Rodríguez habló de un cerebro positrónico. ¿Qué quiso decir con “sus cerebros
evolucionaron”? Pensó en las tres famosas leyes de la robótica. Nunca las tomó
en serio ni se preguntó a sí mismo si debía seguir todas las órdenes de los
humanos. Era soldado, fue entrenado para recibir y cumplir órdenes, y siempre
fue uno de los mejores. Tenía cicatrices de guerra. En Avellaneda recibió un
disparo en el hombro. No le dolía ya, pero aún tenía la cicatriz. Rodríguez
llegó con una linterna en la mano. Duerme.
Reprogramar un cerebro positrónico evolucionado
requería un gran trabajo de ingeniería. Había que quitar recuerdos, más no la
conciencia, ya que existía una ley que prohibía, bajo pena de muerte, suprimir
una conciencia creada, a menos que esta supusiera un peligro público extremo.
No era el caso de Miguel Arancibia, vecino ejemplar, conocido por ser veterano
de la Guerra de Buenos Aires. A pesar de haber vivido mucho tiempo con una
herida y un dolor en su pierna izquierda, se esforzaba siempre por ayudar a las
vecinas que venían cargadas con las bolsas de la feria. Era un buen “hombre”.
Era más humano que el mismo humano. Miguel seguía durmiendo y Rodríguez sigue
reprogramando. Era una tarea casi imposible, por eso le tomaba tanto tiempo,
aún más operando en la casa del afectado.
Miguel se encuentra en su cama, sin tener
conciencia de haber pasado lo que pasó la noche anterior, a pesar de que no fue
sólo una noche. No recuerda el asalto. Fuegos de artificio lo despiertan.
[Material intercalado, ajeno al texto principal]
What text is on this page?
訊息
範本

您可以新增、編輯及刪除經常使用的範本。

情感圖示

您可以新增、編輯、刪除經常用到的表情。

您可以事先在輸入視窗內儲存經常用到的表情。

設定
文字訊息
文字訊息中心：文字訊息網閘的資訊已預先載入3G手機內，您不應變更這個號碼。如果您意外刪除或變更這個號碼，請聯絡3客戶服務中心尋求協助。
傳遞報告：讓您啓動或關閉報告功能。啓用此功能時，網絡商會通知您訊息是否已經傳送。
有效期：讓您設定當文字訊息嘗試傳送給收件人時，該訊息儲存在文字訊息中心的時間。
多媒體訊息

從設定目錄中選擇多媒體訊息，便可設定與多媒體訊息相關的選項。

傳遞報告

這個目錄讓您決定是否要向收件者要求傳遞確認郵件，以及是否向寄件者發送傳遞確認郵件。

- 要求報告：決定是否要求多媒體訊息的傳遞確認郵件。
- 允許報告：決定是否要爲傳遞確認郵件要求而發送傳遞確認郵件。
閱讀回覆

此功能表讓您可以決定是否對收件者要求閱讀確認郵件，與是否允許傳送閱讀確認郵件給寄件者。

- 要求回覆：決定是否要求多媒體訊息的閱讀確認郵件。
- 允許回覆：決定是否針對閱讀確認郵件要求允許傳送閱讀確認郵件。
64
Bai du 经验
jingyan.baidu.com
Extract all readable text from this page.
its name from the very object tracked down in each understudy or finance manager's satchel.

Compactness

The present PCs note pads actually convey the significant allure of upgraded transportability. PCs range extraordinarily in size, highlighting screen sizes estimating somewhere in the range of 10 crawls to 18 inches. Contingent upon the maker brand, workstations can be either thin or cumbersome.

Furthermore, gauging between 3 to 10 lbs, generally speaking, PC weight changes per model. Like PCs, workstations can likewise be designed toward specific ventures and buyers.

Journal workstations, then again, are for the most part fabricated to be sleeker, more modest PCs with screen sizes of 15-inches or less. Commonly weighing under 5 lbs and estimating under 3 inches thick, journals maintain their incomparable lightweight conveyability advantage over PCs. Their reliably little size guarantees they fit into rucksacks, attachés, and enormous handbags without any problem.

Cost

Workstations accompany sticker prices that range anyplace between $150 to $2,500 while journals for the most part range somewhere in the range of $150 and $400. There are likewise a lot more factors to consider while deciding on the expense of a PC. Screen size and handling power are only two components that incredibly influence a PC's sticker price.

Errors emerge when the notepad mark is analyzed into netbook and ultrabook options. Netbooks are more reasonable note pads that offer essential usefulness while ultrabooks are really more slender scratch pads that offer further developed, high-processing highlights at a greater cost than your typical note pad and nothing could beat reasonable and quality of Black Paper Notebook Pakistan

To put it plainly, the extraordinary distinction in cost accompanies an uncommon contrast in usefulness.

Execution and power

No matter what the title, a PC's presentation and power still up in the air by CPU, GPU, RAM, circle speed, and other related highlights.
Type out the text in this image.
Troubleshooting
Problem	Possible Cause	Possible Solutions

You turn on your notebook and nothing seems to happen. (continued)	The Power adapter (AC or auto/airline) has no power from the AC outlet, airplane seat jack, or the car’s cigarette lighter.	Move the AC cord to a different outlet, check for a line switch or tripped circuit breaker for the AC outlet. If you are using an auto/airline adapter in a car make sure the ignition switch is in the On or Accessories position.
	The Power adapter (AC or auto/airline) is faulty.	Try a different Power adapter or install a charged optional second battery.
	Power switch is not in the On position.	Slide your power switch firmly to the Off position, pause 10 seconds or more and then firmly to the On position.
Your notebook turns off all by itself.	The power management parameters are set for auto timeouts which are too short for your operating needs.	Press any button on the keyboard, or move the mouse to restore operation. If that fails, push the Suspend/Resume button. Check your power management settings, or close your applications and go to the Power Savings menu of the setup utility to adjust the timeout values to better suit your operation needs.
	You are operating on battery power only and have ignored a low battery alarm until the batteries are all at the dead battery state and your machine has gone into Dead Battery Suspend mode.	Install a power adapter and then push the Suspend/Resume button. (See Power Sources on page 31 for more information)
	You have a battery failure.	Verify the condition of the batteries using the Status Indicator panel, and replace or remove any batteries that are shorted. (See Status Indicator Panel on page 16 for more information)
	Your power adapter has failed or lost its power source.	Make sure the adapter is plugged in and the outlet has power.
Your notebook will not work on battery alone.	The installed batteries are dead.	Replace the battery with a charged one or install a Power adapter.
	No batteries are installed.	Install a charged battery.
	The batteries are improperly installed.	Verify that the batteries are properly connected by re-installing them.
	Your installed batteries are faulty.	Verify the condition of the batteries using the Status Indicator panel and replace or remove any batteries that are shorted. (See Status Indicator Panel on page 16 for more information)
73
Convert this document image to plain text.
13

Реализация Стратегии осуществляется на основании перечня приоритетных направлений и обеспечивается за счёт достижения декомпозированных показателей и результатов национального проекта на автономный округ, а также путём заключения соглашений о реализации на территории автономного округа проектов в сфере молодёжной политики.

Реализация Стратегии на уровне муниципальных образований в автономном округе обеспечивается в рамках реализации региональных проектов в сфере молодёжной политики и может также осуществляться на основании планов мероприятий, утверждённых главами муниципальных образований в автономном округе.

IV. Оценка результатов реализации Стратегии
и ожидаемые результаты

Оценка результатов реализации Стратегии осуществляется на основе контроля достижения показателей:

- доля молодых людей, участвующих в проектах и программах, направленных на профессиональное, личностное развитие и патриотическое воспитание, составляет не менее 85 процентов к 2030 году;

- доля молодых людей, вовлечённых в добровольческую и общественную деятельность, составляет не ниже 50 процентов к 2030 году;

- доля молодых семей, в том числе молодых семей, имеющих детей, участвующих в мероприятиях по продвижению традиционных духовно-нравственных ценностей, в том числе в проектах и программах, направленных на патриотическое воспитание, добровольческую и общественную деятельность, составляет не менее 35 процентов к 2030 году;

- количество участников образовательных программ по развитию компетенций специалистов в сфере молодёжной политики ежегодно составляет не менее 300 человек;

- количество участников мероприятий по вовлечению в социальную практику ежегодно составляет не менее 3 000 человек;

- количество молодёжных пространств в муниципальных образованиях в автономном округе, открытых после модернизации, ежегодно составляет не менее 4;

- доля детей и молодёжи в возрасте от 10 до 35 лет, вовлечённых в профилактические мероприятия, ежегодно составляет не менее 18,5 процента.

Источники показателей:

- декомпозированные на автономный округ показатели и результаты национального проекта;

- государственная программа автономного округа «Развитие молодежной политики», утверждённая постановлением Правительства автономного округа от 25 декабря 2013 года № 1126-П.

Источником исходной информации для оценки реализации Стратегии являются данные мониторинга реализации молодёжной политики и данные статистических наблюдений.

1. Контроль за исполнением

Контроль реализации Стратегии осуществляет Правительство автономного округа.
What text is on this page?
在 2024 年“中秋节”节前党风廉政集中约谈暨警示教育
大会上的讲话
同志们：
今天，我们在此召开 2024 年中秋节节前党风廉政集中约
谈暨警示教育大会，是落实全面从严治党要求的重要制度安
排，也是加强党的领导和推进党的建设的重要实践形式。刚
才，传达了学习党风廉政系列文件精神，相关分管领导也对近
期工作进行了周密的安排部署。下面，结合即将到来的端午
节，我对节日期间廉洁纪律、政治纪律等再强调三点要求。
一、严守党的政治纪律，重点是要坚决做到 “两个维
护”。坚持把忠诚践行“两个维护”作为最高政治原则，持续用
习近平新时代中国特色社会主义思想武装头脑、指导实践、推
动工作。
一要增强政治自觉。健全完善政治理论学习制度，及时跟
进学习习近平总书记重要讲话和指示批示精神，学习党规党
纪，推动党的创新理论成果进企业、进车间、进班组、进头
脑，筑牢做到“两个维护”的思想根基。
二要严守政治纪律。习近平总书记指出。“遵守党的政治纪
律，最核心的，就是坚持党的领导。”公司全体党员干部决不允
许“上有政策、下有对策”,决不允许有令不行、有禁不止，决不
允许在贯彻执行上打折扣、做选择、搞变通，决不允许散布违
Habían pasado seis meses, pero no lo notó. Era otro día más, con fútbol y
celebraciones. Era el Clásico de la federación y todo NeoSantiago se abocaba a
ir al estadio Julio Martínez para ver el encuentro. Le gustaba ver pasar los
aerotaxis y el monorriel por la esquina del megaconjunto Los Libertadores,
ubicado en Cerro Navia. Miró la tarjeta fosforescente que brillaba por el
reflejo de la luz del sol. Leyó “Rodríguez Soluciones”. Lo difícil, crear a un
soldado sintético con la capacidad de desarrollar emociones y sensaciones, lo
hicieron de inmediato. Lo imposible, reprogramar a dicho soldado para que fuera
una persona total e íntegra, les demoró un poco más.